Quelques dizaines de personnes se sont rassemblées au premier étage de Church House, le siège de l’Eglise d’Angleterre, un imposant bâtiment situé juste derrière ­l’abbaye de Westminster, à Londres. Ce jeudi 25 janvier va commencer la troisième matinée de la « semaine des témoignages » des victimes du terrible incendie de la tour Grenfell, à l’ouest de la ville, qui, dans la nuit du 14 juin 2017, fit soixante-douze morts, dont dix-huit enfants.
C’est un exercice inédit : en mai 2023, à l’issue d’un procès au civil, les survivants et les familles endeuillées (900 personnes au total) ont obtenu 150 millions de livres sterling (176 millions d’euros) de dommages et intérêts, mais aussi le droit d’organiser une rencontre avec les acteurs qu’elles tiennent pour responsables du drame, afin de leur raconter leur traumatisme les yeux dans les yeux.
Ont ainsi été invités les élus du très chic arrondissement de Kensington et Chelsea, le propriétaire de la tour de vingt-quatre étages, qui faisait peu de cas de la sécurité de ses habitants, les entreprises ayant fabriqué les revêtements inflammables dont elle était recouverte ou les pompiers qui ont conseillé trop tard aux habitants de fuir le bâtiment transformé en immense torche.
Il s’agit d’un puissant exercice cathartique, d’autant plus intense que, près de sept ans après cette tragédie, aucun procès criminel n’a encore eu lieu, la police expliquant vouloir attendre la fin (pas prévue avant l’été) d’une enquête publique lancée par le gouvernement pour démarrer des investigations.
La séance commence comme une cérémonie religieuse : les noms des soixante-douze disparus sont égrenés sur un écran géant, puis l’assistance respecte soixante-douze secondes de silence. Les témoignages peuvent commencer : ce sont des films, des montages photographiques retraçant la vie des défunts, des prises de parole de proches. Les résidents de Grenfell formaient une communauté soudée, des ménages avec enfants, de jeunes actifs, des retraités, tous avaient en commun d’être originaires de milieux plutôt modestes, souvent issus de l’immigration.

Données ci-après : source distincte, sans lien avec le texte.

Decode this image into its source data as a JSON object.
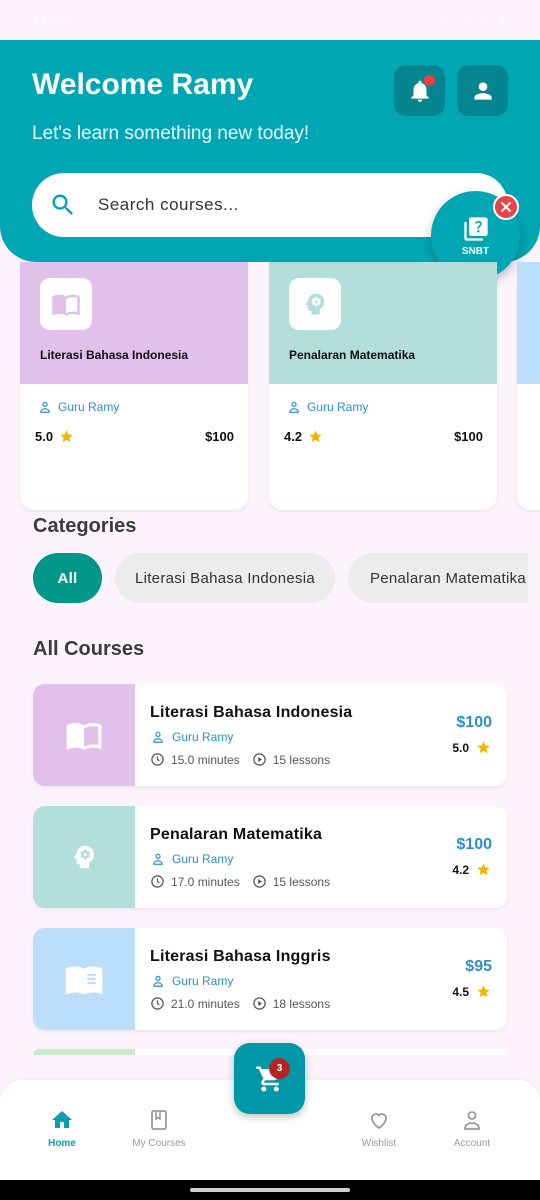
{
  "status_bar": {
    "time": "11:56",
    "icons": "◐ ◎ ▾ ▴ ▮"
  },
  "header": {
    "title": "Welcome Ramy",
    "subtitle": "Let's learn something new today!",
    "search_placeholder": "Search courses...",
    "notification_icon": "bell-icon",
    "profile_icon": "person-icon"
  },
  "snbt": {
    "label": "SNBT",
    "icon": "quiz-book-icon"
  },
  "featured": [
    {
      "title": "Literasi Bahasa Indonesia",
      "instructor": "Guru Ramy",
      "rating": "5.0",
      "price": "$100",
      "color": "#e1c1e9",
      "icon": "book-open-icon"
    },
    {
      "title": "Penalaran Matematika",
      "instructor": "Guru Ramy",
      "rating": "4.2",
      "price": "$100",
      "color": "#b2dfdc",
      "icon": "brain-gear-icon"
    }
  ],
  "categories": {
    "title": "Categories",
    "items": [
      "All",
      "Literasi Bahasa Indonesia",
      "Penalaran Matematika"
    ]
  },
  "all_courses": {
    "title": "All Courses",
    "items": [
      {
        "title": "Literasi Bahasa Indonesia",
        "instructor": "Guru Ramy",
        "duration": "15.0 minutes",
        "lessons": "15 lessons",
        "price": "$100",
        "rating": "5.0",
        "color": "#e1c1e9",
        "icon": "book-open-icon"
      },
      {
        "title": "Penalaran Matematika",
        "instructor": "Guru Ramy",
        "duration": "17.0 minutes",
        "lessons": "15 lessons",
        "price": "$100",
        "rating": "4.2",
        "color": "#b2dfdc",
        "icon": "brain-gear-icon"
      },
      {
        "title": "Literasi Bahasa Inggris",
        "instructor": "Guru Ramy",
        "duration": "21.0 minutes",
        "lessons": "18 lessons",
        "price": "$95",
        "rating": "4.5",
        "color": "#bbdefb",
        "icon": "book-text-icon"
      }
    ]
  },
  "cart": {
    "count": "3"
  },
  "nav": {
    "home": "Home",
    "my_courses": "My Courses",
    "wishlist": "Wishlist",
    "account": "Account"
  },
  "colors": {
    "primary": "#00a6b4",
    "active_chip": "#00968a",
    "price": "#2d8fc6",
    "star": "#f5b301"
  }
}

La famille de Sheila, 84 ans, grand-mère aimante et indépendante, est venue au complet. Son fils aîné, Martyn Smith, s’est présenté avec son épouse, son frère cadet et sa fille, Harriet. Sheila habitait au seizième étage. Elle se plaignait souvent des ascenseurs défectueux ou des odeurs bizarres de gaz dans l’immeuble. Le feu s’est déclaré aux alentours de minuit dans un appartement du quatrième étage, il a très vite gagné les niveaux supérieurs.